My experience with diversity at WSU has been pretty broad. I associate with many people who would agree that we are more different than alike. My grad classes have not been ethnically diverse, but in terms of beliefs, customs, and stages of life they are. In terms of diversity, my experience with WSU is that diversity is encouraged, promoted, and extended as an opportunity. I am comparing this with my undergrad experience at BYU which was ultimately, not very diverse. Most people are of the same religion and despite the fact that many were from out of the country and most were out of state, having the same religious beliefs made us more alike than different. Unlike WSU, BYU students were mostly in their early twenties and late teens. WSU serves a variety of ages. The way in which I find WSU not as diverse as BYU is that most are from around this area. Here at Weber, people often ask what high school you went to. At BYU, most were from out of state and that question was rarely asked. There were differences at BYU in state customs etc. but that common religious belief made people feel more alike than different. Also, at BYU most did very well in school. The average ACT was a 28. At Weber, some excelled in high school, while some did very poorly. Although there are more people from the same area at Weber, I have felt that diversity is more wide here because beliefs, cultures, age, academic success etc. vary so much here.

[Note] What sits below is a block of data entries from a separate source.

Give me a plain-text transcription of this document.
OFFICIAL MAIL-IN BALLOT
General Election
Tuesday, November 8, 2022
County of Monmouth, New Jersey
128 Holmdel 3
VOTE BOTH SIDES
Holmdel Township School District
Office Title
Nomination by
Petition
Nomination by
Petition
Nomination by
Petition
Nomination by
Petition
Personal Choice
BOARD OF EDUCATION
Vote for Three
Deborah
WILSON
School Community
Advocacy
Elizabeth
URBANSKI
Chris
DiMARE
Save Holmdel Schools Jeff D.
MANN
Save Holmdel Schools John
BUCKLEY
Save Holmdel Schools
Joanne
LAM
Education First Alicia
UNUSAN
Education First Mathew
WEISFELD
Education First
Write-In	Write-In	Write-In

As employees of the writing center, we need to understand that we serve everyone on campus and that we will serve people who are different in language, gender, ethnicity, cultural customs, religion, or social economic class than we are familiar with. Tutoring English 955, I see a diverse array of students. Many are coming back to school for the first time in twenty years. Some never graduated high school. Many have been working with hands on jobs for many years. Some have never read a book. We need to be accepting of people who are different than us. As we read writing which often explores sides we do not agree with, we should look at what they say with an open mind and remember that everyone is different. Tutoring at WSU has helped open my eyes to how diverse this campus really is and has helped me embrace diversity.

Wednesday, October 13, 2010

Late Prompt!

I thought our discussion of diversity today was really, really good. This week, I give you a belated two questions to consider:

1) What has your experience of "diversity" at WSU been? You can consider this as broadly as you like (e.g. classes or personal experience on campus). Has it been generally positive? What do you think is required for people to have sustained, meaningful discourse about diversity?

2) What does all of this have to do with the Writing Center and with tutoring? How can you connect our discussion of diversity to your experience there?

Sunday, October 10, 2010

Weren't Taught Much, and the Little We Were Told I Forgot About

I wish I had more to say on this one, but I really don't remember any of the citation myths I may have been taught. The only thing I can say is that it never was given any significant amount of attention in grade school and high school. We were taught, from a young age, to be scrupulous about quoting our sources properly in the text so as to avoid plagiarism. Especially in St. Joe's High, we took the time to discuss at length the unethical nature of plagiarism. However, I never knew there was so much to citation until college, and especially until this semester; and so many schools of thought as well as very specific rules. I find that it makes good sense for each system to be so strict and formal, though, and it's something that I appreciate.